Publicado no Jornal A TARDE em 2015.
Tenho uma colega uruguaia, Mariel, que é encantada com a saideira. Ela diz que a saideira é uma entradeira, tamanha sua repetitividade. Lembram quando unidos pedimos a saideira? Aquela rodada de bebidas que era para ser a última de momentos de alegria ou de tristeza, chama outra rodada. Aliás, a última não, lá ele esse negócio de última, quem declara que seria a última qualquer coisa ou acontecimento pode precipitar a passagem dessa para melhor. Nada adianta lembrar aos menos atentos que fala-se de uma última específica, o melhor é não entrar nessa discussão e afastar possibilidades de infortúnio.
É ou não verdade que pedimos sempre uma outra saideira, mais outra, assim por diante? Nem adianta o garçom ou os donos da casa fazerem cara feia. A saideira nunca será a última, és o início de uma próxima. Há duas formas da saideira, talvez, ser de fato a saideira e para as duas há controvérsias e discussões em infindadas saideiras. A primeira forma de confirmar a existência de uma saideira é quando o sujeito ou a senhora morre depois de uns goles, não necessariamente logo em seguida. Sobre essa saideira há de se investigar quando o defunto ou a defunta bebeu pela última vez se o anúncio da saideira existiu.
Sei o que estão pensando ou imagino, mas quem garante que na calada da noite o individuo não teria visitado a geladeira e tomado uns goles da “cura ressaca”? A saideira pode não ter sido anunciada. Triste com a falta de proclamação da derradeira golada, o espírito inconformado pediria eternamente a Exu os primeiros goles oferecidos na terra por gente sabida e de boa índole. Só para rememorar: é recomendado oferecer ao santo o primeiro gole, pingando no chão medida da bebida sem mesquinhez.
Ainda na primeira possibilidade, como ter certeza que lá entre os nove céus do orum (mundo dos mortos) não estaria a pessoa a viver saideiras com amigos a esperar por outros sem antecipar as tais partidas? Antes que falem em saídas bruscas e términos antecipados, digo que isso não tem valia. Violência e interrupções do ritual não constituem saideiras.
Na segunda hipótese a ser debatida e talvez mais provável, a saideira teria dia e hora marcadas, sempre no 31 de dezembro às 23:59:59′. Nesta situação, ter-se-ia a certeza de estar tomando o último gole do ano sem confusões de relógios e horários outros ou por pequena fração de segundo misturaria os goles do fim de um ano com o início do outro?
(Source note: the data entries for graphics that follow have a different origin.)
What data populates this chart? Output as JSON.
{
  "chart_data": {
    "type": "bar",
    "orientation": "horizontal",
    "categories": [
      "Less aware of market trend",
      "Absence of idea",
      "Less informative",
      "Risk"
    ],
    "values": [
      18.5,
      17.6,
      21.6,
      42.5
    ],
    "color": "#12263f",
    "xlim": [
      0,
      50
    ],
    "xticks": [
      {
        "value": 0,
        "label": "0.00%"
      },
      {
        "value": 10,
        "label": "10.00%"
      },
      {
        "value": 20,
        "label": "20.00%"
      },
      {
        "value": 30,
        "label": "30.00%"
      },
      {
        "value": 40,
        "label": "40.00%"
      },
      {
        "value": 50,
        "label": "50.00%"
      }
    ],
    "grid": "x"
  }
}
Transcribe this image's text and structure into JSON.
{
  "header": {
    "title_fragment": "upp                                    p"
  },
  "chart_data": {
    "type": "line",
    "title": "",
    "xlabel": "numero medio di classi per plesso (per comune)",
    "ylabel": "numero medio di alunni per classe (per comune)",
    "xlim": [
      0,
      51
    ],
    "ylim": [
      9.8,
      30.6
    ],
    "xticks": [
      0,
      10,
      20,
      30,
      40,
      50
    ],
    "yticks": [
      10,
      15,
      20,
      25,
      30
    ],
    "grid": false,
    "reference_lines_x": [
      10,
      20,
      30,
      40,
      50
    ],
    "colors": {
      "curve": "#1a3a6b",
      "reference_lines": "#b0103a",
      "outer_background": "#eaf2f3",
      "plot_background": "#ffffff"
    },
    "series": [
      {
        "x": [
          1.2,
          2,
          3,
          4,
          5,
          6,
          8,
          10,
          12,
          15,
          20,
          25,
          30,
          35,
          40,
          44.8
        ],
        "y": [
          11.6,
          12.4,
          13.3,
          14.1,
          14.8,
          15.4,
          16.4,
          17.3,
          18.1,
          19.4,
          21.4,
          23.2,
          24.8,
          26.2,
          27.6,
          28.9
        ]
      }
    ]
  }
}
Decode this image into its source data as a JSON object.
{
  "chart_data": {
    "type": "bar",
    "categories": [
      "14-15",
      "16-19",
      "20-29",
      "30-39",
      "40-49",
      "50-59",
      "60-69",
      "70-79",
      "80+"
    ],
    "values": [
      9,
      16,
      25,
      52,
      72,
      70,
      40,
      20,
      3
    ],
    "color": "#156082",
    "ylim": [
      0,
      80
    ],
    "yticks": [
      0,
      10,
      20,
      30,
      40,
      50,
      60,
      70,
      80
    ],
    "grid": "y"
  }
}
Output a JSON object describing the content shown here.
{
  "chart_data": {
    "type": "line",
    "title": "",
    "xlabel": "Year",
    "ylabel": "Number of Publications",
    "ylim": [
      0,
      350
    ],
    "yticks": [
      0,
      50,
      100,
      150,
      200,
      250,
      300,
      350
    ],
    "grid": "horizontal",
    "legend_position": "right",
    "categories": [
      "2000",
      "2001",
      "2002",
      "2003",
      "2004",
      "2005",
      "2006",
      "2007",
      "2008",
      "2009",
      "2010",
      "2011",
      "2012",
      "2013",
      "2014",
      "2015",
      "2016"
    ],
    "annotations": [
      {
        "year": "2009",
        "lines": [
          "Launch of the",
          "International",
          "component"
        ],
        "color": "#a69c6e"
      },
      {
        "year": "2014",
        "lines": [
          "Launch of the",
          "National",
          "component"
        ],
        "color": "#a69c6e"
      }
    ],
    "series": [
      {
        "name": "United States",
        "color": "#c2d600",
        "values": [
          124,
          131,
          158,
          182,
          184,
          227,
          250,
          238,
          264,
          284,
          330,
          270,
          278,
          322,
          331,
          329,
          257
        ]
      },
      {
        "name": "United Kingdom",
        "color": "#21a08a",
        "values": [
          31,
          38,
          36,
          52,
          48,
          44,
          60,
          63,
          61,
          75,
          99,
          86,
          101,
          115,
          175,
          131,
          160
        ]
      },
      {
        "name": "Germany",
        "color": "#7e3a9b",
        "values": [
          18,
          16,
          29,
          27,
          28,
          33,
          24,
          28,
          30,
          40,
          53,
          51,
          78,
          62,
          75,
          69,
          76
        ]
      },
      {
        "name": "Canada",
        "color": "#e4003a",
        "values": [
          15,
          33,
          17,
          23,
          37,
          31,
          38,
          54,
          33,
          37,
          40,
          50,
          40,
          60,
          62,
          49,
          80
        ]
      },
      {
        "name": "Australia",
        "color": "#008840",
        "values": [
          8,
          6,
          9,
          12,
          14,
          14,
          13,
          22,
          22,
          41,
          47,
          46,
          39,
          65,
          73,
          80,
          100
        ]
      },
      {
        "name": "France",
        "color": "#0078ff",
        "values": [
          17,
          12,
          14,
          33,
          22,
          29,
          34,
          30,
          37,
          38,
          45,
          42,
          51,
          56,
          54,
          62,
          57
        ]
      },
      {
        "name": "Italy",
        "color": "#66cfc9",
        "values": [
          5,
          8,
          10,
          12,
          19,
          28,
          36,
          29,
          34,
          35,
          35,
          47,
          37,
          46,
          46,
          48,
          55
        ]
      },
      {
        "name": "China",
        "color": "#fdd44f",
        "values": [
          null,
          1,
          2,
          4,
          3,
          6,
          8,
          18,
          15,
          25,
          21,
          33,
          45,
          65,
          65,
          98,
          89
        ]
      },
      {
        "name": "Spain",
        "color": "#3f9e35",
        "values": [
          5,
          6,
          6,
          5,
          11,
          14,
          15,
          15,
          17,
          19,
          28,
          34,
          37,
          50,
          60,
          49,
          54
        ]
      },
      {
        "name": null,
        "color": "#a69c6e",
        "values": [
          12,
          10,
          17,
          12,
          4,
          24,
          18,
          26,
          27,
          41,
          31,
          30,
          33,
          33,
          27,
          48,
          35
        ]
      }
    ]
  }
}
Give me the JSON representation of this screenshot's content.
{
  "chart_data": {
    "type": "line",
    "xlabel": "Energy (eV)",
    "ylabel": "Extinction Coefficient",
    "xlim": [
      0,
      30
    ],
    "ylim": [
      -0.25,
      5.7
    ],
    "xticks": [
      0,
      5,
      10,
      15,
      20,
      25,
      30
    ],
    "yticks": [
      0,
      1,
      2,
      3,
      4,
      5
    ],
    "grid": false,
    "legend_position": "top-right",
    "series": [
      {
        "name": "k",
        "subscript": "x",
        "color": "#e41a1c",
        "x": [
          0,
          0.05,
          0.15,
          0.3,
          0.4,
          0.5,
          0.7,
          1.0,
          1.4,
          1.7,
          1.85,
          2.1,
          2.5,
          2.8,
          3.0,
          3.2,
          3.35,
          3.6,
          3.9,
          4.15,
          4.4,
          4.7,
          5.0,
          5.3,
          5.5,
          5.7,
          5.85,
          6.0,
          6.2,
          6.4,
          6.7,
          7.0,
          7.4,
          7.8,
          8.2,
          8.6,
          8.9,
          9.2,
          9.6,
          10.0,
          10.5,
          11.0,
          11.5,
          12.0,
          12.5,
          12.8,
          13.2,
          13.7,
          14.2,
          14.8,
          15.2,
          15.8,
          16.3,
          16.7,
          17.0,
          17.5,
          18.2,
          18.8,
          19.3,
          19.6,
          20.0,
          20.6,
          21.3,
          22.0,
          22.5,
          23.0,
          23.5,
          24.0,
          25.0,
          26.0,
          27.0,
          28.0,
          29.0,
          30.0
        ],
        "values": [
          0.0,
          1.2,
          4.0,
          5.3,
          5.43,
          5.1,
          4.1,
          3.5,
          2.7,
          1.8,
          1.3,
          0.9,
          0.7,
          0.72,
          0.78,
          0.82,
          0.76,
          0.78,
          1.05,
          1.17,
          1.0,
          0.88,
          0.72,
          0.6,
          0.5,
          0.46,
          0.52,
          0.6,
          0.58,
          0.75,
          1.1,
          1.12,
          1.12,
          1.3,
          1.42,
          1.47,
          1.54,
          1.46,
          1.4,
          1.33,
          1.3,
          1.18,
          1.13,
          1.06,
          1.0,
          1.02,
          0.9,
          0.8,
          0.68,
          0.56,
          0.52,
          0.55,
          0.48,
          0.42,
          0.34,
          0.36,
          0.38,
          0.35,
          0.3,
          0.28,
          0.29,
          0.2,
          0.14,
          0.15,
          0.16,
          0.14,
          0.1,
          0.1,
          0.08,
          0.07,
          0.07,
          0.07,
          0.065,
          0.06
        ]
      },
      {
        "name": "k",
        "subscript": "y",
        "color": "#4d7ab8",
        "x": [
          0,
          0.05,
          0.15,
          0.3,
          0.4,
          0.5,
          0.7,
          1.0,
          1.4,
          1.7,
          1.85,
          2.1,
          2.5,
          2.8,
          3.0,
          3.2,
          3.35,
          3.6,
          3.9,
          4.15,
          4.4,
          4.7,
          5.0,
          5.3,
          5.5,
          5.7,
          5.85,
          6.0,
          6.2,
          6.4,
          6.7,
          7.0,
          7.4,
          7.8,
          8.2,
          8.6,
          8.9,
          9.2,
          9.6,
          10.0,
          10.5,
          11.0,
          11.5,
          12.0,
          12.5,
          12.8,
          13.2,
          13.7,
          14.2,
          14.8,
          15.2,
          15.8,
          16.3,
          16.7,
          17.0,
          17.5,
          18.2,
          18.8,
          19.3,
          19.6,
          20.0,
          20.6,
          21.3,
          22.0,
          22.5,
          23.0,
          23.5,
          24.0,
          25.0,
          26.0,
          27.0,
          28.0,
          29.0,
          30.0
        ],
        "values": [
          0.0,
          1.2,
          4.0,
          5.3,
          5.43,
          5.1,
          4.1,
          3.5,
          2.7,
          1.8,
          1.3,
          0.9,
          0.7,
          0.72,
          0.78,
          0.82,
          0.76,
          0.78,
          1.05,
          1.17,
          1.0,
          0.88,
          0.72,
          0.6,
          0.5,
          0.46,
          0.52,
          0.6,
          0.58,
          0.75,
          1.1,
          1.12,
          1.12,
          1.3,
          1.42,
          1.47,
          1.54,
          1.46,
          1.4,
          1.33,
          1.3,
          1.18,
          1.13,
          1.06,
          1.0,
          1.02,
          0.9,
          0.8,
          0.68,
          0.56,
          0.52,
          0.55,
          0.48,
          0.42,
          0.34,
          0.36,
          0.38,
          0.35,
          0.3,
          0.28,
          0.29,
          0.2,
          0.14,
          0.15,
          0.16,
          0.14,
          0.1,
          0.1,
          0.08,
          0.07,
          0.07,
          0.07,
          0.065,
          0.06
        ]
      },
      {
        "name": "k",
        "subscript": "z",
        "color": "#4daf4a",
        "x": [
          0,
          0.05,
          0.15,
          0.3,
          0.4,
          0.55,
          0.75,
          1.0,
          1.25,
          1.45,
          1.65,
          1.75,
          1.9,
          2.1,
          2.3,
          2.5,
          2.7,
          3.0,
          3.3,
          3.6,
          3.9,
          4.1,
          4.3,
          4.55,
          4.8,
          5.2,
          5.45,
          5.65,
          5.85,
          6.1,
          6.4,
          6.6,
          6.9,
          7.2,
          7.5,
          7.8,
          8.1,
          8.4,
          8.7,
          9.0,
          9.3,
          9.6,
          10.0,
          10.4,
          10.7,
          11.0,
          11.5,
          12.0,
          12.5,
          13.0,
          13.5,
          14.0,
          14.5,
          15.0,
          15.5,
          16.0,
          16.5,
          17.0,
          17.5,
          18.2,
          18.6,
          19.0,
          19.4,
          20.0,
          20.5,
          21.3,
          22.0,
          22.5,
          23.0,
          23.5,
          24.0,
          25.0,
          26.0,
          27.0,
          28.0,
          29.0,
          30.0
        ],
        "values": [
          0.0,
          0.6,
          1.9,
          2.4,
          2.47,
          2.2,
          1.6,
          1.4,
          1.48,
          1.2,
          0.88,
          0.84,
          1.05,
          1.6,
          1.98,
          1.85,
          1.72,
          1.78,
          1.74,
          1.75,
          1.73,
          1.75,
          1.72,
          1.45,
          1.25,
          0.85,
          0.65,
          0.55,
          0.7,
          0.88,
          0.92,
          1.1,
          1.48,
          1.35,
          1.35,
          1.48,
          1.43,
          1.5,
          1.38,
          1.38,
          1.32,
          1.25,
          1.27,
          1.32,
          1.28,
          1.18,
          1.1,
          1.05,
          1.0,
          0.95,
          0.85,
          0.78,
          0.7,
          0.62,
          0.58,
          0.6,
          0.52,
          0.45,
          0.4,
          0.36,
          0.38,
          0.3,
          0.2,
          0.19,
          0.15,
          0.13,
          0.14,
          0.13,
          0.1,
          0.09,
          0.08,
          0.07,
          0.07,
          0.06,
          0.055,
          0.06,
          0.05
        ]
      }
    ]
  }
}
Lembram que o big ben já atrasou? Quem garantiria a exatidão dos relógios?Por favor, não proponham que a saideira seja bem mais cedo para evitar confusões com relógios atrasados ou retardatários. Voltaríamos a problemas da primeira hipótese na funesta possibilidade da saideira antecipar a morte: insola.
Sejam lá como forem as teses sobre a saideira, ela é infinita. A saideira é o sinal de nosso elo, algo como dizer que a amizade continua, uma face de nosso espírito de comunhão. Neste final de 2014, início de 2015, teremos muitas saideiras, algumas reinventadas com suco, refrigerante e água. Sóbrio, apto para bafômetros, irei ao Ilê Asipà fazer o ebó do ano, ouvir as recomendações com Zé Félix como Mestre Didi ensinou e viver tranqüilo em eternas saideiras.